Hasbun’s tangled ancestry fuels her art. This month, she begins the first of two shows at the D.C. Jewish Community Center. The first, “Protegida: Auvergne—Toi et Moi,” consists of photographs made partly of letters exchanged between her grandmother, who spent World War II hiding in central France, and her father, who stayed in Paris. The second, “Santos y Sombras” (Saints and Shadows), is a collection of more personal reflections on Hasbun’s Christian and Jewish heritage.
While Hasbun was a child, her mother spoke little about her Jewish heritage, only hinting at what had happened back in Europe. Hasbun attributes her mother’s reticence to the prevailing Catholicism in El Salvador, her mother’s relatively secular upbringing, and scars of the Holocaust. The shadows began to lift only in the early ’90s, when friends suggested that Hasbun attend the first gathering of hidden children of World War II. “It was a complete revelation to me about my background, how psychologically it had all come together,” she says. “I realized, what better way for my mother to hide than to go to El Salvador, marry a Palestinian Christian, and raise her children Catholic? She wanted to continue to protect us, and that was the easiest and best way to do it.”
That notion of protection re-emerges in “Protegida” (Spanish for “protected” or “watched over”). Her aim was to evoke her grandmother’s period of hiding in France by superimposing fragments of her grandparents’ letters along with images that Hasbun shot on location in Le Mont Dore, the French town where her family hid. Hasbun then printed the images on photographically treated samples of linens that had belonged to her grandmother.
Hasbun’s second show consists of 40 images that she made sporadically during the ’90s. The “Santos” portion of “Santos & Sombras” addresses her Catholic background; the “Shadows” investigates Hasbun’s new-found Jewish roots, especially images of her long-lost relative Ester, whom Hasbun met in 1993.

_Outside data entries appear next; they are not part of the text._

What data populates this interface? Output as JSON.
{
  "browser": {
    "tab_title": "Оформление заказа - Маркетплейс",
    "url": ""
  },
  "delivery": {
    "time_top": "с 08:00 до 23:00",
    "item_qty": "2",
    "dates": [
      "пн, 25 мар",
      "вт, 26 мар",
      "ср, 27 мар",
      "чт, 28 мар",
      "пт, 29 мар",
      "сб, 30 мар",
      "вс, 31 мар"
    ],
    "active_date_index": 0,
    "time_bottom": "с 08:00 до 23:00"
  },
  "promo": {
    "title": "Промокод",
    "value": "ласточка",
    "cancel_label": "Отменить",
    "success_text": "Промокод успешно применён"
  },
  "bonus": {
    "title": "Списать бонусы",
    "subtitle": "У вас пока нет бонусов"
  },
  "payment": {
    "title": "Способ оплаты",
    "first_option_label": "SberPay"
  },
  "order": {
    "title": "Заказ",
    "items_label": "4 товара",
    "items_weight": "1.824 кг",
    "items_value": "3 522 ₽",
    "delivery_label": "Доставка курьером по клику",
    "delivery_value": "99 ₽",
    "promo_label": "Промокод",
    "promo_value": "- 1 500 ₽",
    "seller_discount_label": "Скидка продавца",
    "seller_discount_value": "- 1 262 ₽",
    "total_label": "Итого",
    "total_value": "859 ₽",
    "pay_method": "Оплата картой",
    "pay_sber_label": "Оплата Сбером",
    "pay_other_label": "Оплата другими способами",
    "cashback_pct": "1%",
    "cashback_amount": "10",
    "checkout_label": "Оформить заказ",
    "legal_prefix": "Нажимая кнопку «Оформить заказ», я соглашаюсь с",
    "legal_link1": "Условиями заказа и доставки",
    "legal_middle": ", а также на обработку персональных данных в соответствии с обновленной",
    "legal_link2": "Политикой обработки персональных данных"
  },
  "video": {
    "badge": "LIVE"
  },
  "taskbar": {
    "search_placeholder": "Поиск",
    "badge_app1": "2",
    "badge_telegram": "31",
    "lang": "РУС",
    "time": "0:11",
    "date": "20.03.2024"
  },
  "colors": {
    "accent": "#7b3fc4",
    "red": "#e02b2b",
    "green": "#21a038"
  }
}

Hasbun’s parents, she says, have welcomed her artistic forays—mostly: “They’re very proud of what I’ve done, and I think I’ve helped them reconnect with their past, but at the same time, it’s been a very difficult thing for me to uncover. Those were very painful memories and experiences.”—Louis Jacobson
“Protegida: Auvergne—Toi et Moi” is on view to Aug. 25. “Santos y Sombras” will be on view Sept. 1 through 30. Both are at the D.C. Jewish Community Center, 1529 16th St., NW.